Mapeamento de Biodiversidade e Habitats | - CCMAR -

Mapeamento de Biodiversidade e Habitats

The knowledge of spatial distribution of species and habitats is crucial for the design, implementation and management of marine protected areas as well as for fisheries management and marine spatial planning. Our research focus on several marine conservation and management themes, all with a strong spatial component:

  •     seabed habitat mapping and classification;
  •     habitat and species distribution modelling;
  •     conservation planning;
  •     monitoring of marine protected areas;
  •     species home range and connectivity;
  •     ecological niche;
  •     seascape genetics;
  •     catch and yield per unit of effort (CPUE and RVUE) distribution;
  •     ecological health assessment;
  •     ecosystem services mapping;
  •     ecosystem-based marine spatial management;
  •     marine spatial planning scenarios.

The huge amount of data with spatial information about habitats and species that we collect is used to feed national and international databases and geoportals, such as SNIMAR, OBIS, ALGABASE, FISHBASE, WORMS and EMODNET. The knowledge we build up and the maps and models we produce are used to support the application of several European policies such as the Habitats and Birds (NATURA 2000 Network), EU 2020 Biodiversity Strategy, Water Framework Directive, Marine Strategy Framework Directive and Maritime Spatial Planning Directive.

We are paying special concern into the detection, modelling and mapping of essential fish habitats and priority habitats (e.g.: those included in the NATURA 2000 Network, OSPAR and Barcelona conventions, UN Vulnerable Marine Ecosystems and EBSAs - Ecologically or Biologically Significant Marine Areas).
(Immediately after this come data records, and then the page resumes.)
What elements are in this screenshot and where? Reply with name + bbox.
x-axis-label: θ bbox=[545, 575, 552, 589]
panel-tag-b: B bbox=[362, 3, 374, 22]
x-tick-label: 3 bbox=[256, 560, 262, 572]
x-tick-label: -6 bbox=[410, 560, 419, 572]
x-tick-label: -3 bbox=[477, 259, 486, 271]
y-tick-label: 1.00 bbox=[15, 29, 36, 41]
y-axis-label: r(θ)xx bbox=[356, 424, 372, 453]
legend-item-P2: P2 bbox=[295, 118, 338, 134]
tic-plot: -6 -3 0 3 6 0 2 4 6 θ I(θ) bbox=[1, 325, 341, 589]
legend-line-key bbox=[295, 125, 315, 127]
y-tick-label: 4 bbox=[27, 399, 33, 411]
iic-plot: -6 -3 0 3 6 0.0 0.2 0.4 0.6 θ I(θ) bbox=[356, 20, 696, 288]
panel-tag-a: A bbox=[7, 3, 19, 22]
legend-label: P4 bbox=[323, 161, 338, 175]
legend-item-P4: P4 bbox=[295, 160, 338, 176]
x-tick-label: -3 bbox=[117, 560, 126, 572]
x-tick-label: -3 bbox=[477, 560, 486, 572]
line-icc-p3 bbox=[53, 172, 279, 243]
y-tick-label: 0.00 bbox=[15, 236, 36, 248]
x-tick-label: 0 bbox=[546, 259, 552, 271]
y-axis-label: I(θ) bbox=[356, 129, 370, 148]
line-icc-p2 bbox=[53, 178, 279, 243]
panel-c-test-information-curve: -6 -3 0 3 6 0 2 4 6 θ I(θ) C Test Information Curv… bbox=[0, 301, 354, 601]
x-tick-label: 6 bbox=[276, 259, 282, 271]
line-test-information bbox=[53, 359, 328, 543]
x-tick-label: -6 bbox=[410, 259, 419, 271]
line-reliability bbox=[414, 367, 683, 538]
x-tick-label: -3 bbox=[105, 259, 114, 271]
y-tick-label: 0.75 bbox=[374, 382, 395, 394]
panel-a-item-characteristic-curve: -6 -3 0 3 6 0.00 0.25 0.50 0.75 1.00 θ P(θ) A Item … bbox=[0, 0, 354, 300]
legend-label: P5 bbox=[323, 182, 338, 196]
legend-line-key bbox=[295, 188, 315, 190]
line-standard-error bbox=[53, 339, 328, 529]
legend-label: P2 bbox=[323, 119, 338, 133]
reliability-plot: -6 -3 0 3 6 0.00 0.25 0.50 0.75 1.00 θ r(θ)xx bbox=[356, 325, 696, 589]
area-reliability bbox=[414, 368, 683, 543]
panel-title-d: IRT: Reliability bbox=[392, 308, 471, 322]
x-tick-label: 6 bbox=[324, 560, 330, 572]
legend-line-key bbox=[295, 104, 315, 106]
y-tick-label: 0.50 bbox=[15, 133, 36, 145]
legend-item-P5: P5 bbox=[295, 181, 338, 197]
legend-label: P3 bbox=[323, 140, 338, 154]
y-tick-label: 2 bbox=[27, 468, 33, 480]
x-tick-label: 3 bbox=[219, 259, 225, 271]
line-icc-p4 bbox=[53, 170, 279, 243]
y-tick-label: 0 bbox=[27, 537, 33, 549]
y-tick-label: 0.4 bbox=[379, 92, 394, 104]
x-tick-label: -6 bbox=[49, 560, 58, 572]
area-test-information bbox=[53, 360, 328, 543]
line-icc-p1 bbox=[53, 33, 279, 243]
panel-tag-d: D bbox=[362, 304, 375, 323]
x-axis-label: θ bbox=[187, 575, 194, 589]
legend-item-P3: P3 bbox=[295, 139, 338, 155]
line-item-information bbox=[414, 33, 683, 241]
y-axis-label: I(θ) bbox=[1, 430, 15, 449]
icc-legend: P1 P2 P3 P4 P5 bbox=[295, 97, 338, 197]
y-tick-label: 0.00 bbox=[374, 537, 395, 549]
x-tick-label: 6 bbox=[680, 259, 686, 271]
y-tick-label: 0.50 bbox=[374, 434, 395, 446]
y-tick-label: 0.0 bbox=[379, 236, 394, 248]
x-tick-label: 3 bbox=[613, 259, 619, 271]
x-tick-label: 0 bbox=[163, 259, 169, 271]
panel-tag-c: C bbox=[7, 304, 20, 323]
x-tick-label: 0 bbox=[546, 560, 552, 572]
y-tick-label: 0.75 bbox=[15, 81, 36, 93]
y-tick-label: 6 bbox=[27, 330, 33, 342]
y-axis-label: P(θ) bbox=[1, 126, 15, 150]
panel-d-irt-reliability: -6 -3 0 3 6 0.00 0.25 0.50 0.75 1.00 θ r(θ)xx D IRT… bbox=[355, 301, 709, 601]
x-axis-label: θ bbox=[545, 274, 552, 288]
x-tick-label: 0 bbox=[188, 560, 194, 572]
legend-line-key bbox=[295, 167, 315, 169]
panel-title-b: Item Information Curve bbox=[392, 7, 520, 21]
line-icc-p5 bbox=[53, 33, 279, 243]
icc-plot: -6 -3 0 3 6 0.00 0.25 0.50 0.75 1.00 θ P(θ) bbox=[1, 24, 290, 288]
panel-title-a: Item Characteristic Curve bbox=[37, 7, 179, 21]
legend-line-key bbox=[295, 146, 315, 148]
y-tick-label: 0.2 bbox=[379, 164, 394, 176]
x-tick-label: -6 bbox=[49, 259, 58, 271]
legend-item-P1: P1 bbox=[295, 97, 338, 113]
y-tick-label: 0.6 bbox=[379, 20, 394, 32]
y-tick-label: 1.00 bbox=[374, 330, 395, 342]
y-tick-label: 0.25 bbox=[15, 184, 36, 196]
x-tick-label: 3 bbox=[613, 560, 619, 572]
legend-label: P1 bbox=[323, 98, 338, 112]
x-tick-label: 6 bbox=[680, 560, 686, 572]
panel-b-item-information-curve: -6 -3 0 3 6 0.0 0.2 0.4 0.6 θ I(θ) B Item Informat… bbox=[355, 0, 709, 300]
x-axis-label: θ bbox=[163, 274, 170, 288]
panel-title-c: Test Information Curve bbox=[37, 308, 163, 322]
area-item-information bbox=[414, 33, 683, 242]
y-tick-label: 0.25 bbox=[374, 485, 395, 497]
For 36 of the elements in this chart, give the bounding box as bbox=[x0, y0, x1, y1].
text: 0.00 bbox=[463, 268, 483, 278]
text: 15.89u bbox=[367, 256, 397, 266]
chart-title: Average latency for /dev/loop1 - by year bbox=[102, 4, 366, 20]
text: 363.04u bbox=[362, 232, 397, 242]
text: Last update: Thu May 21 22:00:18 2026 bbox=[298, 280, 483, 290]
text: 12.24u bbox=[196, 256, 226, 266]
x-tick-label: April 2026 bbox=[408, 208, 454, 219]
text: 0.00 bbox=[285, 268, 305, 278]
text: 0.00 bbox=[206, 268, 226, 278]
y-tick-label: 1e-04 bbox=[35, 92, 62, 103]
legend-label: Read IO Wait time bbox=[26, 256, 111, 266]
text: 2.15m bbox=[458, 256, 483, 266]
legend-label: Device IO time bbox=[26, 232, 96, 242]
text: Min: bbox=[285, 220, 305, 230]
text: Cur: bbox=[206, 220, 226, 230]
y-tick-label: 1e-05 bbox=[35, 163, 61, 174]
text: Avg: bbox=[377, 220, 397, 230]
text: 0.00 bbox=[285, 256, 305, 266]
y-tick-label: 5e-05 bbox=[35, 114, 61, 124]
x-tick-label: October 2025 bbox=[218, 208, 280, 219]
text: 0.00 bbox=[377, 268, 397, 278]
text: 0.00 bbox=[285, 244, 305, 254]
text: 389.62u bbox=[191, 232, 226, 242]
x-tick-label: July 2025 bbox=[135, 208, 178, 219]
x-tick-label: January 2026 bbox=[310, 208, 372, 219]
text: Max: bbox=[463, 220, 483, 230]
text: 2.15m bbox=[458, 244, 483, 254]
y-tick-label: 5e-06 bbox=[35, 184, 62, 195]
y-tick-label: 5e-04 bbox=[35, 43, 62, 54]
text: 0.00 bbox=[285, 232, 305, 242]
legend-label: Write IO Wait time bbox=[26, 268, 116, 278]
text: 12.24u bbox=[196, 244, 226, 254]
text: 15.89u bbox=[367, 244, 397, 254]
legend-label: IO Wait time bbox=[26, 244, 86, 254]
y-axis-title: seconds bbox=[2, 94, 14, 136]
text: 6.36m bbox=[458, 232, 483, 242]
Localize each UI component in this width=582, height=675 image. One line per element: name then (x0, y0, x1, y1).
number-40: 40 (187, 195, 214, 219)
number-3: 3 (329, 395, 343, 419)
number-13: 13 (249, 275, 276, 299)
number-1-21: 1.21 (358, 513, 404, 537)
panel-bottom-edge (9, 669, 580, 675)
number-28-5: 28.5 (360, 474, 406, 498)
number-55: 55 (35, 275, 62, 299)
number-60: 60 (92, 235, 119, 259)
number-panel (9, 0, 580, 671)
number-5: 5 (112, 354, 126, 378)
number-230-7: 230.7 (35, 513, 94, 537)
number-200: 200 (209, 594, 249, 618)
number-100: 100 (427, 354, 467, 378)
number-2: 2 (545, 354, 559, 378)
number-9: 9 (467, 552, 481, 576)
These include coastal lagoons and estuaries, seagrass meadows, kelp forests, maerl beds, coral gardens, sponge aggregations, seamounts and submarine canyons. We also pay particular attention to species that are vulnerable or have a protection status such as seagrasses, red coral, sea cucumbers, rays and sharks, seahorses, marine turtles and dolphins (HD, IUCN, OSPAR, Berna Convention, CITES).

Our research in spatial distribution of species and habitats is particularly important to marine conservation and management. As so, we are actively promoting marine protected areas (MPA) as a management tool. Our efforts include:

  •     creating a new international MPA classification systems;
  •     promoting new MPAs with a strong stakeholder participation component;
  •     improving the information and monitoring systems of several MPAs (e.g. PNSACV, PMLS, PNRF);
  •     and establishing a national network of MPAs.

Moreover, we are mapping human activities such as fisheries in order to include the resulting maps into the process of Marine Spatial planning. This will enable the establishment of more effective MPAs and a better accommodation of new maritime activities, namely offshore aquacultures and renewable energies.